Teenage victim’s father regrets not taking him along on Mangalore trip on the fateful morning
P.M. Aboobacker, a contractor who lost his son to Thursday’s ‘deluge’, repents his decision not to take the 17-year-old to Mangalore on the fateful morning. “He wanted to accompany me. But I refused,” said Mr. Aboobacker.
An hour later Mr. Aboobacker had to rush back to his house in Ammunje village hearing that his second son Mohammed Izad had drowned in the submerged agriculture fields. “Today I wonder how my son could drown here,” he says pointing to a corner of the paddy field – about 5 ft below the newly-laid mud road near his house. “It’s just fate. The water swelled just to take away two lives,” he said as tears rolled down his cheeks.
Izad, a second year diploma student at Karavali Polytechnic College and Abdul Razak (20), who went to the former’s rescue, drowned in flash floods near the madrasa attached to Moiuddin Jumma Masjid in the village.
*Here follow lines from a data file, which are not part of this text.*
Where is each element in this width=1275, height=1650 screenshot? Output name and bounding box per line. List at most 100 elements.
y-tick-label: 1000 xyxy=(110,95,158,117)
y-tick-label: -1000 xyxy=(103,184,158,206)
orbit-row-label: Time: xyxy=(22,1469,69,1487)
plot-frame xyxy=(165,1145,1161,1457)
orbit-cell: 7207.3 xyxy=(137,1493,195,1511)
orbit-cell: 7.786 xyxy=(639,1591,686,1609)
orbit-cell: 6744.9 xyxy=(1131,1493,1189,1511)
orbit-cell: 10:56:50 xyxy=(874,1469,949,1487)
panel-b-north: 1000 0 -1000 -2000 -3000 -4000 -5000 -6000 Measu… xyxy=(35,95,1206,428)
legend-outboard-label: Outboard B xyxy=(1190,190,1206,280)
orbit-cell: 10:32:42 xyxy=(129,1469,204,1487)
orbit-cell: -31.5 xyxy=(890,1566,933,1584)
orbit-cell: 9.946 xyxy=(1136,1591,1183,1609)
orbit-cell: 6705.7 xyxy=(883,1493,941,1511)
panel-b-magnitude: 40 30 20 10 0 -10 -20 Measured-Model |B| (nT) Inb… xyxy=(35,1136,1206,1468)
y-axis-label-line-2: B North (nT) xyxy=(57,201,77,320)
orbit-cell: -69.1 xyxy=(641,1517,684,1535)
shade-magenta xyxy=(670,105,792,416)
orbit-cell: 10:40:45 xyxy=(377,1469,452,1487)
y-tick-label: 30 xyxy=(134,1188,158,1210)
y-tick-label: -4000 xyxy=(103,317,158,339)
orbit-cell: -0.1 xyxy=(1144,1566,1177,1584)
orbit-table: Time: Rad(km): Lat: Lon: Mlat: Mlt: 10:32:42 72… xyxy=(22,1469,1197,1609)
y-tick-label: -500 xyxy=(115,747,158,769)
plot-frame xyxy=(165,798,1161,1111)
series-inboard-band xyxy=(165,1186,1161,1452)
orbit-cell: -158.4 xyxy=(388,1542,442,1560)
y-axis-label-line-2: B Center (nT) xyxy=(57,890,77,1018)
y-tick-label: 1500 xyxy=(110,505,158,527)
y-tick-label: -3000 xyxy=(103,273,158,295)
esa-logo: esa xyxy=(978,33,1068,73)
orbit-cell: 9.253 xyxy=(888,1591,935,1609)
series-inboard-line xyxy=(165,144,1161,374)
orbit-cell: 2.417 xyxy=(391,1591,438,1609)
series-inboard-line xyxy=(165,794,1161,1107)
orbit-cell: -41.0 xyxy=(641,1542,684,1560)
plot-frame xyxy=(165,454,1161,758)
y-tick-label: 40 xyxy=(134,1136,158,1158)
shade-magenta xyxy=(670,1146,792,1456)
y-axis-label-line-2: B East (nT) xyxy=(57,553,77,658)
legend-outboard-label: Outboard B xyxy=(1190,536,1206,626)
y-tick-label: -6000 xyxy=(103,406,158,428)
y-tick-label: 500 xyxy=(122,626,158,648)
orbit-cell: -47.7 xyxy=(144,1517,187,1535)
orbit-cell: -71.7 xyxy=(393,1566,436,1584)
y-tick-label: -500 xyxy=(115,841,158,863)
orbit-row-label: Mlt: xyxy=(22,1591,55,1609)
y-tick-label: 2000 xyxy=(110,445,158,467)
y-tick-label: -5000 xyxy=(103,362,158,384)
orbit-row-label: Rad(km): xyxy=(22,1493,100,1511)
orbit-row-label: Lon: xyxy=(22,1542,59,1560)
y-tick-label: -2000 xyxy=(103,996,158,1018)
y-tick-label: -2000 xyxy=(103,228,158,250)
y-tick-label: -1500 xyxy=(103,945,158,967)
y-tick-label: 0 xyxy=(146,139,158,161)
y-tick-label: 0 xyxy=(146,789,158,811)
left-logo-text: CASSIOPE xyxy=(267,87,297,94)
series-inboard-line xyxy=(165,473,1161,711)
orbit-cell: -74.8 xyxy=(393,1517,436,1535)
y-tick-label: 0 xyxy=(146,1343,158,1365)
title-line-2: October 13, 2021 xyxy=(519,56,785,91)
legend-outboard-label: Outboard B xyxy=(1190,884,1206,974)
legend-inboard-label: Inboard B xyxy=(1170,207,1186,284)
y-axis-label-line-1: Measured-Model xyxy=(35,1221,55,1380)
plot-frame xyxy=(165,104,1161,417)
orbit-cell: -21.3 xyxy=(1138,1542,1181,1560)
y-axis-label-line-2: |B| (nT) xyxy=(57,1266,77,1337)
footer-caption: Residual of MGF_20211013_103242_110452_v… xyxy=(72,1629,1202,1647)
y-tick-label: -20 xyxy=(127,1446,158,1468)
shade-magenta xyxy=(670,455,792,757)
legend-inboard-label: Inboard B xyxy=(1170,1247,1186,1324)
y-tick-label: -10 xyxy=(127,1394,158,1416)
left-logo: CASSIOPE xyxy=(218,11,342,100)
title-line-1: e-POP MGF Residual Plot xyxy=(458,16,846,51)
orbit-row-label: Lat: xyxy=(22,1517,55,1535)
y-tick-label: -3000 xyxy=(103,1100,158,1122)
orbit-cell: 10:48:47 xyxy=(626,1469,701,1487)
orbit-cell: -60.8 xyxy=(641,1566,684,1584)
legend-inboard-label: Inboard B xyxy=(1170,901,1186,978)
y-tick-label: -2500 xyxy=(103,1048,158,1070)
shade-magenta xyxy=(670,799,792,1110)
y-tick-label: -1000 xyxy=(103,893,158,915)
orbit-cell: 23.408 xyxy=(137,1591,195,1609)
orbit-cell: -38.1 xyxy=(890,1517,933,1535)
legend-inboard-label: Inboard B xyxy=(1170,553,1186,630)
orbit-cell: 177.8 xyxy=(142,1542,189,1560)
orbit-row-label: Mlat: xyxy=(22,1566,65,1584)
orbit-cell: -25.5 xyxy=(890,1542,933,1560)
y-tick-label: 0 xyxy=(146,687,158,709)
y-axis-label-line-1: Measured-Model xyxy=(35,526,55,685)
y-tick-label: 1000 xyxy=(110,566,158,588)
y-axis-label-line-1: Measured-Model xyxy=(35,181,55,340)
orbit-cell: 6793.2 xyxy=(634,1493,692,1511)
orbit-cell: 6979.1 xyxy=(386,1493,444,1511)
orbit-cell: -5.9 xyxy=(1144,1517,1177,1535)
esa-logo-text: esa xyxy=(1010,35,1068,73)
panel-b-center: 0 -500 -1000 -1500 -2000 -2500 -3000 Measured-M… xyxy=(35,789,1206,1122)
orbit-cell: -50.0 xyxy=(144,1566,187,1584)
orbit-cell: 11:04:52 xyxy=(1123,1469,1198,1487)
Izad and a few others who had reached there wading through waist-deep water on the untarred road across the agriculture fields. They were heading to see the Masjid one km away on the Phalguni river bank that had been submerged. This road connects the Masjid and about 50 households living on the river bank with the mainland.
Izad’s brother Mohammed Irshad, who has seen the tragedy unfold, says he saw his brother slip and fall into the water around 11 a.m. He rushed towards study centre while Razak, a painter, jumped to rescue Izad. Seeing Izad and Razak struggle, Ahmed Bawa, a passer by, took a plunge to rescue the duo, but got stuck in the water. Karunakar Alva, a local resident, brought a long rope and threw it at the struggling trio. Only Bawa could catch the rope and scramble to safety.
Razak was among three children of 65-year-old Mariyamma. Razak, a widow, was the sole bread-winner of the family. He had to take care of a sick brother. His younger sister got married recently. Mr. Razak had taken a loan of Rs. 2 lakh to meet the expenses of his sister's marriage.
The bodies of the victims were found around 5.30 p.m. when the water started to recede, and the last rites were performed thereafter. Many well-wishers had gathered at the two houses of the flood victims and consoled the family members. The death of the youths came as a shock to villagers for whom deluge is not new. “People have drowned in the past, but not when fields are flooded,” said Kariyangala Gram Panchayat president and local resident D.A. Aboobacker.
Fifty-year-old Mr. Shetty, who has seen deluge in the past, says the water level this time is high compared to what he has seen in the last two decades. Increase in the water level he said was due to vented dam being construed across Phalguni River in Maravoor.
“The water has receded at a greater pace only because of breach of a portion of the dam. Otherwise the fields would have remained inundated for minimum three days,” he feels.